От мира сего. Рассказы. Из дневников - страница 30



– Здоров, колхозничек! Печки-то твои не завалятся? А то был такой случай…

И у Прохорова от его шутливого тона, его деловитой суетности поначалу темнело в глазах. За этот месяц он и шутки разучился понимать.

Поев, Прохоров с сыном шел в новую избу. В большой комнате стоял под окном грубый топчан. Каждый вечер с зажженной лампой, с одеялом приходил сюда ночевать хозяин. И до полуночи жег свет в пустых стенах, читал что-то…

Прохоров работал и час, и другой, ноги горели в сапогах. Прохоров снимал сапоги, голенищами вперед бросал их под верстак. В светлой духоте пахло битым кирпичом, известкой, кислой свежестью осиновых неоштукатуренных бревен…

Снаружи доносились пустяковые бабьи разговоры. Прохоров равнодушно слушал.

Но однажды соседка за чем-то зашла к старухе.

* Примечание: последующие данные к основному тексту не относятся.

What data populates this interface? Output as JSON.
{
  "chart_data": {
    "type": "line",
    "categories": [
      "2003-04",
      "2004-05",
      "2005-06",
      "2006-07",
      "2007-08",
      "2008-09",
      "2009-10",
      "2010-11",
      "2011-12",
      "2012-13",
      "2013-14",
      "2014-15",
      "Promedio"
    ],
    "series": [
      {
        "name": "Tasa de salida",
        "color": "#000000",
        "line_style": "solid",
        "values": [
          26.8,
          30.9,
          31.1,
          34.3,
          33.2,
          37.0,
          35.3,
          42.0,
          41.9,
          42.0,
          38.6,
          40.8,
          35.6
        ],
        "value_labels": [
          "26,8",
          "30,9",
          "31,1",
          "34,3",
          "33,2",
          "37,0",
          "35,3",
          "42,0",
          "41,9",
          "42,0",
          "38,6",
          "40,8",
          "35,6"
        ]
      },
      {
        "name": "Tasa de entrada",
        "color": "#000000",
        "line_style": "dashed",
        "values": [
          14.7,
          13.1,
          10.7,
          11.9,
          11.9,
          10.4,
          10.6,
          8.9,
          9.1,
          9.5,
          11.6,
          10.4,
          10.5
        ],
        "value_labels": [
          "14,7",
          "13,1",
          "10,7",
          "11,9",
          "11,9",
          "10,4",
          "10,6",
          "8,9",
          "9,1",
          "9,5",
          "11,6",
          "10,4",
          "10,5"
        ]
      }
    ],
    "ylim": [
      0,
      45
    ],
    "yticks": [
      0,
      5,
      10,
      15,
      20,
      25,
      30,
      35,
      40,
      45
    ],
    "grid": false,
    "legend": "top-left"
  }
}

– Когда свадьбу-то играть думаешь, мать? По свету разнесли: вот-вот! У твоего дом, считай, уж готовый, – говорила соседка.

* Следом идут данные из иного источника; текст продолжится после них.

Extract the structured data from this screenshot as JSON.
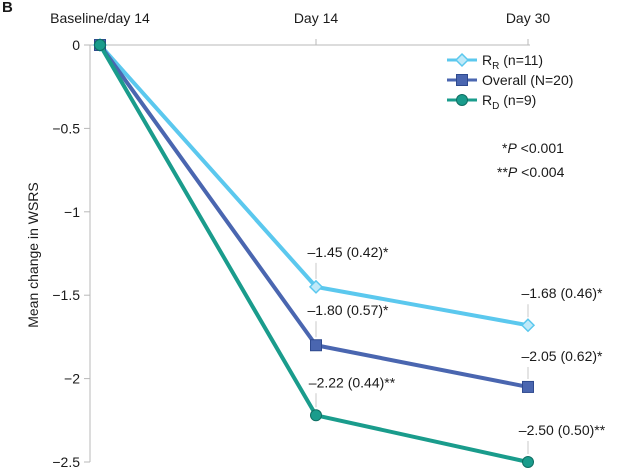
{
  "panel_letter": "B",
  "chart_data": {
    "type": "line",
    "categories": [
      "Baseline/day 14",
      "Day 14",
      "Day 30"
    ],
    "ylabel": "Mean change in WSRS",
    "xlabel": "",
    "ylim": [
      -2.5,
      0
    ],
    "y_ticks": [
      "0",
      "−0.5",
      "−1",
      "−1.5",
      "−2",
      "−2.5"
    ],
    "x_axis_position": "top",
    "grid": false,
    "legend_position": "top-right",
    "series": [
      {
        "key": "rr",
        "name_main": "R",
        "name_sub": "R",
        "name_rest": " (n=11)",
        "color": "#5bc8ee",
        "marker": "diamond",
        "values": [
          0,
          -1.45,
          -1.68
        ],
        "labels": [
          "",
          "–1.45 (0.42)*",
          "–1.68 (0.46)*"
        ]
      },
      {
        "key": "overall",
        "name_main": "Overall (N=20)",
        "name_sub": "",
        "name_rest": "",
        "color": "#4a66b0",
        "marker": "square",
        "values": [
          0,
          -1.8,
          -2.05
        ],
        "labels": [
          "",
          "–1.80 (0.57)*",
          "–2.05 (0.62)*"
        ]
      },
      {
        "key": "rd",
        "name_main": "R",
        "name_sub": "D",
        "name_rest": " (n=9)",
        "color": "#1a9c8c",
        "marker": "circle",
        "values": [
          0,
          -2.22,
          -2.5
        ],
        "labels": [
          "",
          "–2.22 (0.44)**",
          "–2.50 (0.50)**"
        ]
      }
    ],
    "annotations": [
      {
        "stars": "*",
        "italic": "P",
        "rest": " <0.001"
      },
      {
        "stars": "**",
        "italic": "P",
        "rest": " <0.004"
      }
    ]
  }
}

– А у ней, у Феньки, не свой?

– Гляди! – смеялась соседка и горячо говорила: – И со своим домом век бобылем останется! Им обоим – под сорок уже!

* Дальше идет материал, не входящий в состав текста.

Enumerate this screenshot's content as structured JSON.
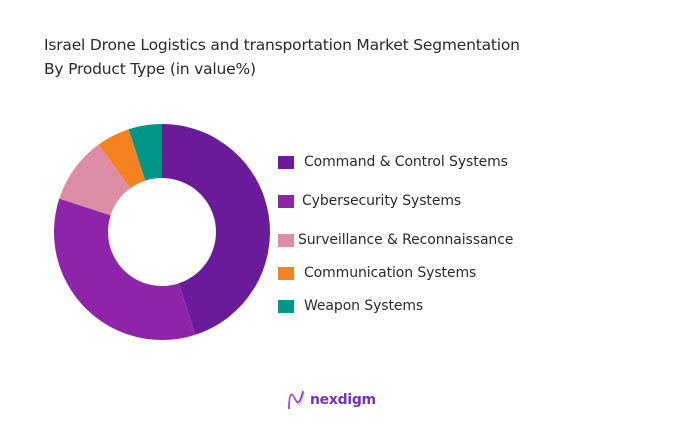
{
  "chart_data": {
    "type": "pie",
    "subtype": "donut",
    "title": "Israel Drone Logistics and transportation Market Segmentation",
    "subtitle": "By Product Type (in value%)",
    "categories": [
      "Command & Control Systems",
      "Cybersecurity Systems",
      "Surveillance & Reconnaissance",
      "Communication Systems",
      "Weapon Systems"
    ],
    "values": [
      45,
      35,
      10,
      5,
      5
    ],
    "colors": [
      "#6a1b9a",
      "#8e24aa",
      "#de8ca6",
      "#f58220",
      "#009688"
    ],
    "legend_position": "right",
    "start_angle_deg": 0,
    "direction": "clockwise"
  },
  "title": {
    "line1": "Israel Drone Logistics and transportation Market Segmentation",
    "line2": "By Product Type (in value%)"
  },
  "legend": {
    "items": [
      {
        "label": "Command & Control Systems",
        "color": "#6a1b9a"
      },
      {
        "label": "Cybersecurity Systems",
        "color": "#8e24aa"
      },
      {
        "label": "Surveillance & Reconnaissance",
        "color": "#de8ca6"
      },
      {
        "label": "Communication Systems",
        "color": "#f58220"
      },
      {
        "label": "Weapon Systems",
        "color": "#009688"
      }
    ]
  },
  "logo": {
    "text": "nexdigm",
    "icon": "nexdigm-wave-icon"
  }
}
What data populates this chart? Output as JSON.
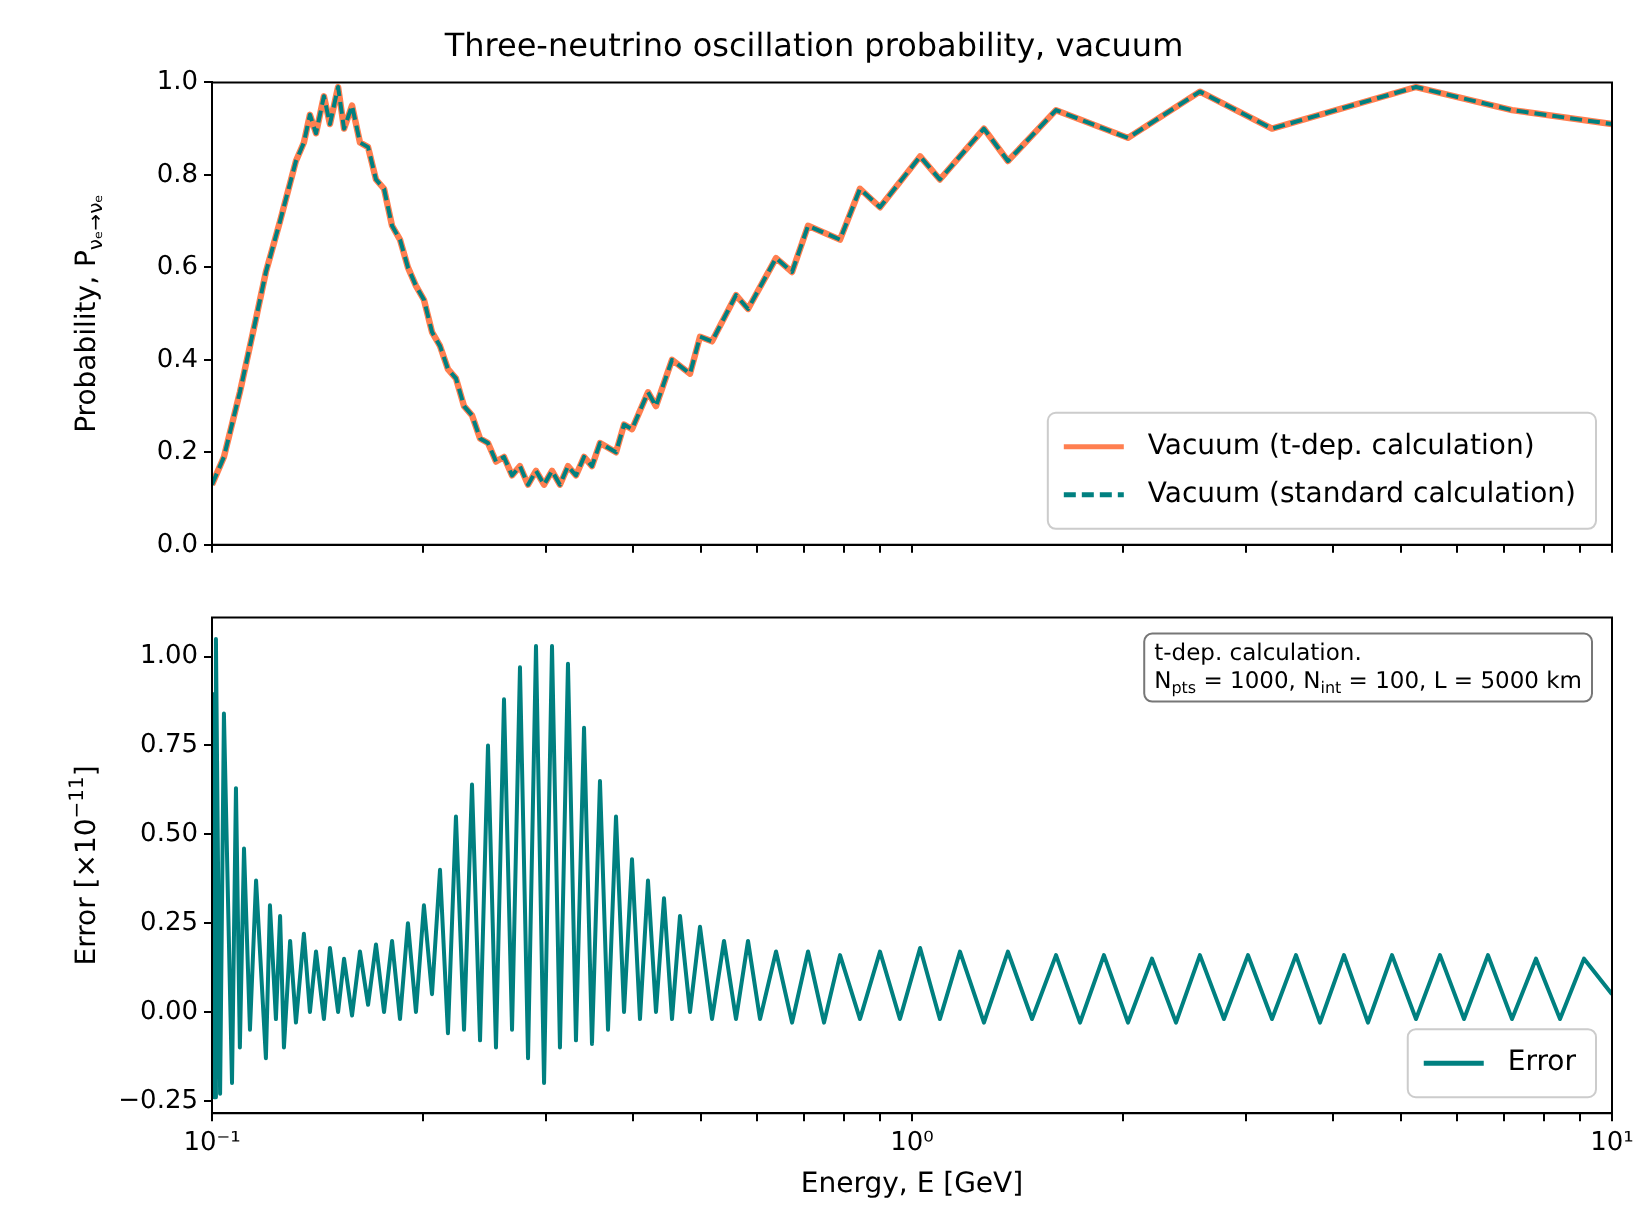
{
  "chart_data": [
    {
      "type": "line",
      "title": "Three-neutrino oscillation probability, vacuum",
      "ylabel": "Probability, P$_{νₑ→νₑ}$",
      "log": "x",
      "legend": "bottom right",
      "marker": "none",
      "tick_labels": "y",
      "xlim": [
        0.1,
        10
      ],
      "xticks": [
        {
          "value": 0.1,
          "label": null
        },
        {
          "value": 0.2,
          "label": null
        },
        {
          "value": 0.3,
          "label": null
        },
        {
          "value": 0.4,
          "label": null
        },
        {
          "value": 0.5,
          "label": null
        },
        {
          "value": 0.6,
          "label": null
        },
        {
          "value": 0.7,
          "label": null
        },
        {
          "value": 0.8,
          "label": null
        },
        {
          "value": 0.9,
          "label": null
        },
        {
          "value": 1,
          "label": null
        },
        {
          "value": 2,
          "label": null
        },
        {
          "value": 3,
          "label": null
        },
        {
          "value": 4,
          "label": null
        },
        {
          "value": 5,
          "label": null
        },
        {
          "value": 6,
          "label": null
        },
        {
          "value": 7,
          "label": null
        },
        {
          "value": 8,
          "label": null
        },
        {
          "value": 9,
          "label": null
        },
        {
          "value": 10,
          "label": null
        }
      ],
      "ylim": [
        0,
        1
      ],
      "yticks": [
        {
          "value": 0,
          "label": "0.0"
        },
        {
          "value": 0.2,
          "label": "0.2"
        },
        {
          "value": 0.4,
          "label": "0.4"
        },
        {
          "value": 0.6,
          "label": "0.6"
        },
        {
          "value": 0.8,
          "label": "0.8"
        },
        {
          "value": 1,
          "label": "1.0"
        }
      ],
      "x": [
        0.1,
        0.104,
        0.1096,
        0.1156,
        0.1194,
        0.1251,
        0.1318,
        0.1353,
        0.138,
        0.1408,
        0.1445,
        0.1474,
        0.1514,
        0.1544,
        0.1585,
        0.1627,
        0.1671,
        0.1715,
        0.1761,
        0.1808,
        0.1856,
        0.1905,
        0.1956,
        0.2008,
        0.2062,
        0.2117,
        0.2173,
        0.2231,
        0.2291,
        0.2352,
        0.2415,
        0.2479,
        0.2545,
        0.2613,
        0.2683,
        0.2754,
        0.2828,
        0.2903,
        0.2981,
        0.306,
        0.3141,
        0.3225,
        0.3311,
        0.34,
        0.349,
        0.3583,
        0.3777,
        0.3878,
        0.3981,
        0.4196,
        0.4308,
        0.4541,
        0.4818,
        0.4979,
        0.518,
        0.5605,
        0.5831,
        0.6394,
        0.674,
        0.7104,
        0.7892,
        0.8427,
        0.9,
        1.027,
        1.096,
        1.267,
        1.371,
        1.606,
        2.035,
        2.578,
        3.268,
        5.248,
        7.197,
        10
      ],
      "series": [
        {
          "name": "Vacuum (t-dep. calculation)",
          "color": "#ff7f50",
          "line_style": "solid",
          "values": [
            0.13,
            0.19,
            0.33,
            0.49,
            0.59,
            0.7,
            0.83,
            0.87,
            0.93,
            0.89,
            0.97,
            0.91,
            0.99,
            0.9,
            0.95,
            0.87,
            0.86,
            0.79,
            0.77,
            0.69,
            0.66,
            0.6,
            0.56,
            0.53,
            0.46,
            0.43,
            0.38,
            0.36,
            0.3,
            0.28,
            0.23,
            0.22,
            0.18,
            0.19,
            0.15,
            0.17,
            0.13,
            0.16,
            0.13,
            0.16,
            0.13,
            0.17,
            0.15,
            0.19,
            0.17,
            0.22,
            0.2,
            0.26,
            0.25,
            0.33,
            0.3,
            0.4,
            0.37,
            0.45,
            0.44,
            0.54,
            0.51,
            0.62,
            0.59,
            0.69,
            0.66,
            0.77,
            0.73,
            0.84,
            0.79,
            0.9,
            0.83,
            0.94,
            0.88,
            0.98,
            0.9,
            0.99,
            0.94,
            0.91
          ]
        },
        {
          "name": "Vacuum (standard calculation)",
          "color": "#008080",
          "line_style": "dashed",
          "values": [
            0.13,
            0.19,
            0.33,
            0.49,
            0.59,
            0.7,
            0.83,
            0.87,
            0.93,
            0.89,
            0.97,
            0.91,
            0.99,
            0.9,
            0.95,
            0.87,
            0.86,
            0.79,
            0.77,
            0.69,
            0.66,
            0.6,
            0.56,
            0.53,
            0.46,
            0.43,
            0.38,
            0.36,
            0.3,
            0.28,
            0.23,
            0.22,
            0.18,
            0.19,
            0.15,
            0.17,
            0.13,
            0.16,
            0.13,
            0.16,
            0.13,
            0.17,
            0.15,
            0.19,
            0.17,
            0.22,
            0.2,
            0.26,
            0.25,
            0.33,
            0.3,
            0.4,
            0.37,
            0.45,
            0.44,
            0.54,
            0.51,
            0.62,
            0.59,
            0.69,
            0.66,
            0.77,
            0.73,
            0.84,
            0.79,
            0.9,
            0.83,
            0.94,
            0.88,
            0.98,
            0.9,
            0.99,
            0.94,
            0.91
          ]
        }
      ]
    },
    {
      "type": "line",
      "xlabel": "Energy, E [GeV]",
      "ylabel": "Error [×10$^{−11}$]",
      "log": "x",
      "legend": "bottom right",
      "marker": "none",
      "annotations": [
        "t-dep. calculation.",
        "N$_{pts}$ = 1000, N$_{int}$ = 100, L = 5000 km"
      ],
      "xlim": [
        0.1,
        10
      ],
      "xticks": [
        {
          "value": 0.1,
          "label": "10⁻¹"
        },
        {
          "value": 0.2,
          "label": null
        },
        {
          "value": 0.3,
          "label": null
        },
        {
          "value": 0.4,
          "label": null
        },
        {
          "value": 0.5,
          "label": null
        },
        {
          "value": 0.6,
          "label": null
        },
        {
          "value": 0.7,
          "label": null
        },
        {
          "value": 0.8,
          "label": null
        },
        {
          "value": 0.9,
          "label": null
        },
        {
          "value": 1,
          "label": "10⁰"
        },
        {
          "value": 2,
          "label": null
        },
        {
          "value": 3,
          "label": null
        },
        {
          "value": 4,
          "label": null
        },
        {
          "value": 5,
          "label": null
        },
        {
          "value": 6,
          "label": null
        },
        {
          "value": 7,
          "label": null
        },
        {
          "value": 8,
          "label": null
        },
        {
          "value": 9,
          "label": null
        },
        {
          "value": 10,
          "label": "10¹"
        }
      ],
      "ylim": [
        -0.285,
        1.11
      ],
      "yticks": [
        {
          "value": -0.25,
          "label": "−0.25"
        },
        {
          "value": 0,
          "label": "0.00"
        },
        0.25,
        {
          "value": 0.5,
          "label": "0.50"
        },
        0.75,
        {
          "value": 1,
          "label": "1.00"
        }
      ],
      "x": [
        0.1,
        0.1007,
        0.1013,
        0.1027,
        0.104,
        0.1068,
        0.1082,
        0.1096,
        0.1111,
        0.1133,
        0.1156,
        0.1194,
        0.121,
        0.1234,
        0.1251,
        0.1267,
        0.1293,
        0.1318,
        0.1353,
        0.138,
        0.1408,
        0.1445,
        0.1474,
        0.1514,
        0.1544,
        0.1585,
        0.1627,
        0.1671,
        0.1715,
        0.1761,
        0.1808,
        0.1856,
        0.1905,
        0.1956,
        0.2008,
        0.2062,
        0.2117,
        0.2173,
        0.2231,
        0.2291,
        0.2352,
        0.2415,
        0.2479,
        0.2545,
        0.2613,
        0.2683,
        0.2754,
        0.2828,
        0.2903,
        0.2981,
        0.306,
        0.3141,
        0.3225,
        0.3311,
        0.34,
        0.349,
        0.3583,
        0.3679,
        0.3777,
        0.3878,
        0.3981,
        0.4087,
        0.4196,
        0.4308,
        0.4423,
        0.4541,
        0.4662,
        0.4818,
        0.4979,
        0.518,
        0.5388,
        0.5605,
        0.5831,
        0.6066,
        0.6394,
        0.674,
        0.7104,
        0.7487,
        0.7892,
        0.8427,
        0.9,
        0.961,
        1.027,
        1.096,
        1.171,
        1.267,
        1.371,
        1.484,
        1.606,
        1.738,
        1.88,
        2.035,
        2.202,
        2.383,
        2.578,
        2.79,
        3.02,
        3.268,
        3.536,
        3.827,
        4.141,
        4.481,
        4.85,
        5.248,
        5.679,
        6.146,
        6.65,
        7.197,
        7.788,
        8.428,
        9.12,
        10
      ],
      "series": [
        {
          "name": "Error",
          "color": "#008080",
          "line_style": "solid",
          "values": [
            0.9,
            -0.24,
            1.05,
            -0.23,
            0.84,
            -0.2,
            0.63,
            -0.1,
            0.46,
            -0.05,
            0.37,
            -0.13,
            0.3,
            -0.02,
            0.27,
            -0.1,
            0.2,
            -0.03,
            0.22,
            0,
            0.17,
            -0.02,
            0.18,
            0,
            0.15,
            -0.01,
            0.17,
            0.02,
            0.19,
            0,
            0.2,
            -0.02,
            0.25,
            0,
            0.3,
            0.05,
            0.4,
            -0.06,
            0.55,
            -0.05,
            0.64,
            -0.08,
            0.75,
            -0.1,
            0.88,
            -0.05,
            0.97,
            -0.13,
            1.03,
            -0.2,
            1.03,
            -0.1,
            0.98,
            -0.08,
            0.8,
            -0.09,
            0.65,
            -0.05,
            0.55,
            0,
            0.43,
            -0.02,
            0.37,
            0,
            0.32,
            -0.02,
            0.27,
            0,
            0.24,
            -0.02,
            0.2,
            -0.02,
            0.2,
            -0.02,
            0.17,
            -0.03,
            0.17,
            -0.03,
            0.16,
            -0.02,
            0.17,
            -0.02,
            0.18,
            -0.02,
            0.17,
            -0.03,
            0.17,
            -0.02,
            0.16,
            -0.03,
            0.16,
            -0.03,
            0.15,
            -0.03,
            0.16,
            -0.02,
            0.16,
            -0.02,
            0.16,
            -0.03,
            0.16,
            -0.03,
            0.16,
            -0.02,
            0.16,
            -0.02,
            0.16,
            -0.02,
            0.15,
            -0.02,
            0.15,
            0.05
          ]
        }
      ]
    }
  ]
}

Разговор обрывался, старуха лазила под пол; слышно было, как ворочала кадушку. Потом голос старухи сказал:

– Я его долблю, задолбила: чего уж тебе думать, тянуть – не будя ли? А он: понять меня можно – не женился до сей поры, так теперь, мол, не решусь на всякую! А какая ни на есть, а с деньгами – это я-то ему. Дом-то ее продать можно. Чужая, приезжая, говорит, мужиков, должно, принимает!

– Плетут! – убежденно крикнула соседка. – Принимает… Значит, своего, думала, найдет. А на Егора она смотрит – не на его дом зарится.

И снова смеялась:

– Эх, бабка, не видала ты любовь!

«Вон как! – мысленно восклицал Прохоров и, поджимая губы, сочувственно качал головой: – А я думал, где-то еще ходит его невеста!»

Жарки, ветрены были полдни. Подвижный, вспыхивающий блеск окон лежал на полу и на стенах, и было хорошо одному в этом светлом и пустом доме, который по ночам обживал черноглазый суетливый Егор… И тоска покидала Прохорова, снова он чувствовал легкость в руках.

Раз вечером, под воскресенье, перед грозой – весь день томило ее предчувствием – поднял голову и увидел себя в ярких оранжевых сумерках. За огородами, в поле, высоко уходившем к грозному небу, было необычайно: черно и багрово. Сын вынырнул из темных сеней и глянул на отца возбужденно:

– Папк, а папк! Заходит-то как! А завтра дядя Егор у соседа пчел в роевню сажает…

Ливень ударил к ночи – с градом, раскатами и всполохами за лесом бушевавшей грозы.

Они ужинали в старой избе. Егор, в белой рубахе, пусто висевшей над горбом, задумчиво поглядывал в окно. И вдруг сказал, оборачивая жалко перекошенное лицо:

– А не разберусь я с Фенькой! И не тереби ты меня, мать!.. Завтра наши ребята на машине собрались. В Дольское на фестиваль. Уеду!

От окна розово, дико озаряло его лицо, длинные руки в белых рукавах. Прохоров бросал быстрые взгляды на него, на сынишку, тихо сидевшего за столом. Ночное небо горело, как над дальним пожарищем. И словно катилось откуда что-то тяжелое – долго и слабо…

И вспомнилось Прохорову далекое-далекое, не страшный июньский день, когда бежал по деревне и неожиданно отнялись ноги, – а другое: уходил с фронтовым эшелоном, провожала Антонина, отец был еще живой, и вдруг стало сумеречно средь летнего дня, легкое облачко, одно-то единственное, наплыло и погасило жесткий блеск на всем…

– А мне чудится, точно горит где-то, – виновато сказал он.